Ich schweige. Fühle ich sie in meiner Nähe? "Womöglich habe ich dein Wort gebraucht damals. Womöglich hättest du das Wort zuviel versuchen sollen. Du hast mich so mit Worten überschüttet, hast meine Wunden übervoll gefüllt, so daß dieses eine nicht viel gewogen hätte... verstehst du." Ich verstehe nicht, will nicht, will schweigen, verwünsche meine Zunge, fühle den Schmerz, mein Kopf schwindelt: "Ich dachte, es beginnt alles damit, beginnt mit dem Wort, so sagt man doch? Und ich glaubte, wir können alles erbauen, alles würde gut, wenn nur, wenn nur die Worte gut sind. Aber es ist anders, aber was sage ich, wer bin ich, ist es mir doch ohnehin nicht gelungen, fehlt doch der Zauber und fehlt der Anfang zum Ende." Wenn sie schweigt, weiß ich, daß ich gerecht spreche. "Das Elementarste fehlt: Wenn nichts zu sagen ist, sage nichts, und ich war immer das Geschöpf der größten, nein der fettesten Sprache, und blähte mich über den Rand meines Horizontes, dehnte mich, dehnte meine Welt, schielte über den Teller meiner Zeit. Mein Wesen war das der Luft. Es ist nie etwas zu sagen. Aber ich sagte doch nur wegen dir, für dich. Und doch gegen dich." "Sei gnädig", rief sie damals, "vielleicht rechtfertigt das Ziel das Wesen. Vielleicht... ist doch jetzt ein Ende." "Aber das Wesen lebt fort.", wende ich nun ein.
Hier stehe ich. Als mein Ziel sah ich das Füllen von Verschneitem. Es sah nicht auf das Tieferliegende. Ich nahm stets das Oberste zur Tiefe, verdeckte es unter dem Offensichtlichsten, verrührte es zur Unkenntnis.
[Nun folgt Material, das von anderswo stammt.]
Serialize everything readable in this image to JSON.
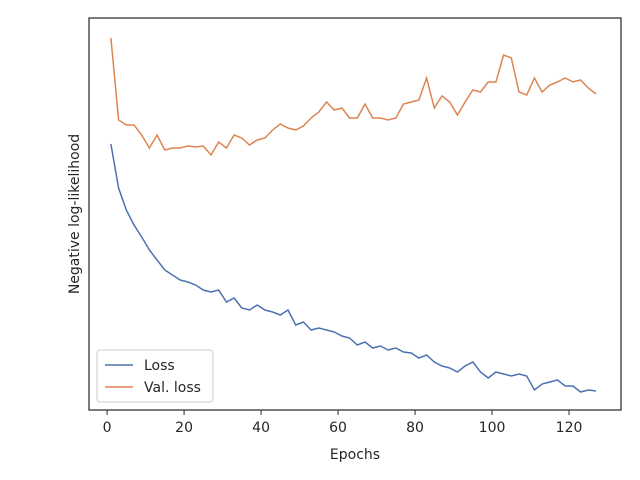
{
  "chart_data": {
    "type": "line",
    "x_label": "Epochs",
    "y_label": "Negative log-likelihood",
    "x": [
      1,
      3,
      5,
      7,
      9,
      11,
      13,
      15,
      17,
      19,
      21,
      23,
      25,
      27,
      29,
      31,
      33,
      35,
      37,
      39,
      41,
      43,
      45,
      47,
      49,
      51,
      53,
      55,
      57,
      59,
      61,
      63,
      65,
      67,
      69,
      71,
      73,
      75,
      77,
      79,
      81,
      83,
      85,
      87,
      89,
      91,
      93,
      95,
      97,
      99,
      101,
      103,
      105,
      107,
      109,
      111,
      113,
      115,
      117,
      119,
      121,
      123,
      125,
      127
    ],
    "series": [
      {
        "name": "Loss",
        "color": "#4c72b0",
        "values": [
          266,
          222,
          200,
          185,
          173,
          160,
          150,
          140,
          135,
          130,
          128,
          125,
          120,
          118,
          120,
          108,
          112,
          102,
          100,
          105,
          100,
          98,
          95,
          100,
          85,
          88,
          80,
          82,
          80,
          78,
          74,
          72,
          65,
          68,
          62,
          64,
          60,
          62,
          58,
          57,
          52,
          55,
          48,
          44,
          42,
          38,
          44,
          48,
          38,
          32,
          38,
          36,
          34,
          36,
          34,
          20,
          26,
          28,
          30,
          24,
          24,
          18,
          20,
          19
        ]
      },
      {
        "name": "Val. loss",
        "color": "#dd8452",
        "values": [
          372,
          290,
          285,
          285,
          275,
          262,
          275,
          260,
          262,
          262,
          264,
          263,
          264,
          255,
          268,
          262,
          275,
          272,
          265,
          270,
          272,
          280,
          286,
          282,
          280,
          284,
          292,
          298,
          308,
          300,
          302,
          292,
          292,
          306,
          292,
          292,
          290,
          292,
          306,
          308,
          310,
          332,
          302,
          314,
          308,
          295,
          308,
          320,
          318,
          328,
          328,
          355,
          352,
          318,
          315,
          332,
          318,
          325,
          328,
          332,
          328,
          330,
          322,
          316
        ]
      }
    ],
    "xlim": [
      -4.7,
      133.5
    ],
    "xticks": [
      0,
      20,
      40,
      60,
      80,
      100,
      120
    ],
    "ylim": [
      0,
      392
    ],
    "legend": "lower left"
  }
}
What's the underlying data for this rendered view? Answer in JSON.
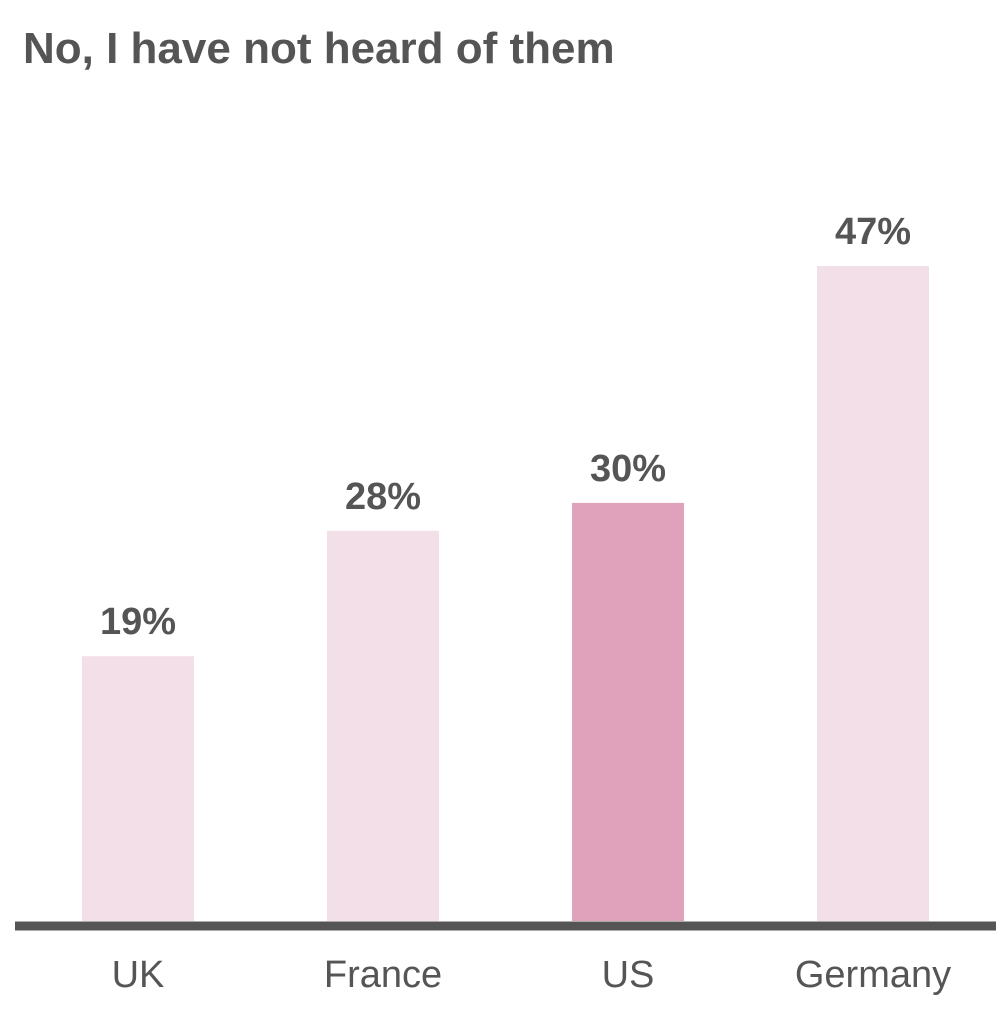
{
  "chart_data": {
    "type": "bar",
    "title": "No, I have not heard of them",
    "categories": [
      "UK",
      "France",
      "US",
      "Germany"
    ],
    "values": [
      19,
      28,
      30,
      47
    ],
    "value_labels": [
      "19%",
      "28%",
      "30%",
      "47%"
    ],
    "highlight_index": 2,
    "ylim": [
      0,
      47
    ],
    "xlabel": "",
    "ylabel": "",
    "grid": false,
    "legend": "none",
    "colors": {
      "bar": "#f3dfe7",
      "highlight": "#e0a2bb",
      "axis": "#555555",
      "value_text": "#555555",
      "category_text": "#555555"
    }
  }
}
Ich achtete nicht auf die Schmerzen, erst als ich sah, daß mir meine Feder stumpf würde, zerbrach ich sie und spürte mit meinem Innersten. Und als ich meine Wege noch einmal ging, auf dem umgekehrten Wege, als ich an die Wände klopfte, spürte ich die Verlassenheit hinter ihnen. Ich nahm die Wörter von ihren Befestigungen, drehte sie um und erblickte, daß sie noch immer die Löcher der Haken aufwiesen, mit denen ich sie aus dem Moorland gezogen und aneinandergereiht hatte. Sie bluteten nicht einmal. Ich schlug sie auf den Boden. Ein dumpfes Geräusch erschütterte mich, nein, nicht einmal mehr. Tot bleibt tot. Weiter ging ich, und die Wände wurden für meine Blicke durchlässiger, und als ich spät am Tag morgens die Quellen meiner erreichte, konnte ich andere sehen, die noch meine Wege säumten, bevor die Tunnel der Worte begannen. Ich wagte nicht, sie zu fragen, ich erblickte sie nicht mehr als meine Freunde.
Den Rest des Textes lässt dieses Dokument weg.